Using this method, the team saw carbon-13 labeled methyl groups light up along the DNA in the brain, and they also saw methylation levels increase as the pigs developed, an observation Robinson and others previously found in other models such as honeybees.
“We are the first group to have actually demonstrated that by giving this diet with this carbon-13 methionine, we can actually see the label on the DNA in the brain of developing piglets,” said Li.
Li noted that the carbon-13 signal was too weak to image in animals with smaller brains such as mice. Visualize the signal in the pigs’ larger, more human-like brains, Li and Robinson recruited electrical and computer engineer Zhi-Pei Liang from the University of Illinois at Urbana-Champaign to develop analysis software to amplify the signal.
Li and Robinson are optimistic that this method will translate to humans after they finish some finetuning in pigs. But some researchers still have questions about the approach.
“It’s a proof-of-concept study,” said Theodora Dorina Papageorgiou, a neuroscience researcher with expertise in MRI methods from Baylor College of Medicine. “They talk about it as a nondestructive study, but they did euthanize the animals to look at the effects in the brain and use tissue sampling from various brain regions. So in the end, tissue sampling occurred after the animals were euthanized.”
Papageorgiou expects to see these results validated in live animals before the team tests the approach in humans.
Li and Robinson are currently validating this method in adult pigs since they hope to develop this imaging technique for adults rather than children. But Li thinks that the method will work better in adults since the carbon-13 signal is amplified in bigger brains.

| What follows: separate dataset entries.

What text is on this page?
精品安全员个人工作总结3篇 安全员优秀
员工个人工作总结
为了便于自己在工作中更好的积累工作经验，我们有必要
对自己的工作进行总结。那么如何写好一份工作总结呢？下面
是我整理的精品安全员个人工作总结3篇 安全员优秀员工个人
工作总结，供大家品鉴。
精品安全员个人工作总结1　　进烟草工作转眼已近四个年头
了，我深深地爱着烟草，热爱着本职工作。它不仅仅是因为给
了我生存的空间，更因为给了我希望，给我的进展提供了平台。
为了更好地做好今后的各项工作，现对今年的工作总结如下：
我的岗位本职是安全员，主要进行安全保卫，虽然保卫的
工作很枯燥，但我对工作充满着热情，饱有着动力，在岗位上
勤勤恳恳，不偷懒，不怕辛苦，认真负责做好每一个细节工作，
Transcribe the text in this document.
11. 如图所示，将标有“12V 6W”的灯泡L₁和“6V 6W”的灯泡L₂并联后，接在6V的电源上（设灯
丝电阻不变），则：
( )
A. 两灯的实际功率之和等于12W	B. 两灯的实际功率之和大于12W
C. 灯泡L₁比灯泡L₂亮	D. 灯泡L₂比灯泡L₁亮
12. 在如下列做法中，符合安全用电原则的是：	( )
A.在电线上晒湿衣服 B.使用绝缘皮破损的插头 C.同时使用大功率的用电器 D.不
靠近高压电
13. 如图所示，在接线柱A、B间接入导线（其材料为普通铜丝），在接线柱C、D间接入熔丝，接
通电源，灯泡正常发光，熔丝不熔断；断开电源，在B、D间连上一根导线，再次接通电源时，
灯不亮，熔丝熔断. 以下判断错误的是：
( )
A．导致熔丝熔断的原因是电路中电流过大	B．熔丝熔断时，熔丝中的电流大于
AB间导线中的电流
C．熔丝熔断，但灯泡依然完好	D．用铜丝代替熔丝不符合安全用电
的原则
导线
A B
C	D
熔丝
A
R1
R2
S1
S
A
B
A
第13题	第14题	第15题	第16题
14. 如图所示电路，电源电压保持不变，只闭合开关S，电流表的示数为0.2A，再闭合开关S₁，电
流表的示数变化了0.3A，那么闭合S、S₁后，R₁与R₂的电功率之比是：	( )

“We have unpublished results that showed that we can actually see the labeling in adult pigs already. It gives us very high confidence that we can get into humans because the human brain is about eight to ten times the size [of an adult pig brain],” said Li. “If the labeling works the same as in adult pigs, then we are in business.”
Li and his collaborators hope that this method can be used to examine differences in methylation in the brains of patients with neurological disorders such as Alzheimer’s and Parkinson’s diseases. He is currently collaborating with researchers who have animal models of neurological diseases to examine the difference in methylation patterns in animals.
“This could give insight into a variety of diseases including Alzheimer's disease. One of the really important frontiers in Alzheimer's is to look for early markers of the disease before neuronal damage occurs. We're interested in exploring whether changes in epigenetics in the brain can serve as an early marker,” said Robinson.
References
- Lam, F. et al. Epigenetic MRI: Noninvasive imaging of DNA methylation in the brain. PNAS 119, e2119891119 (2022).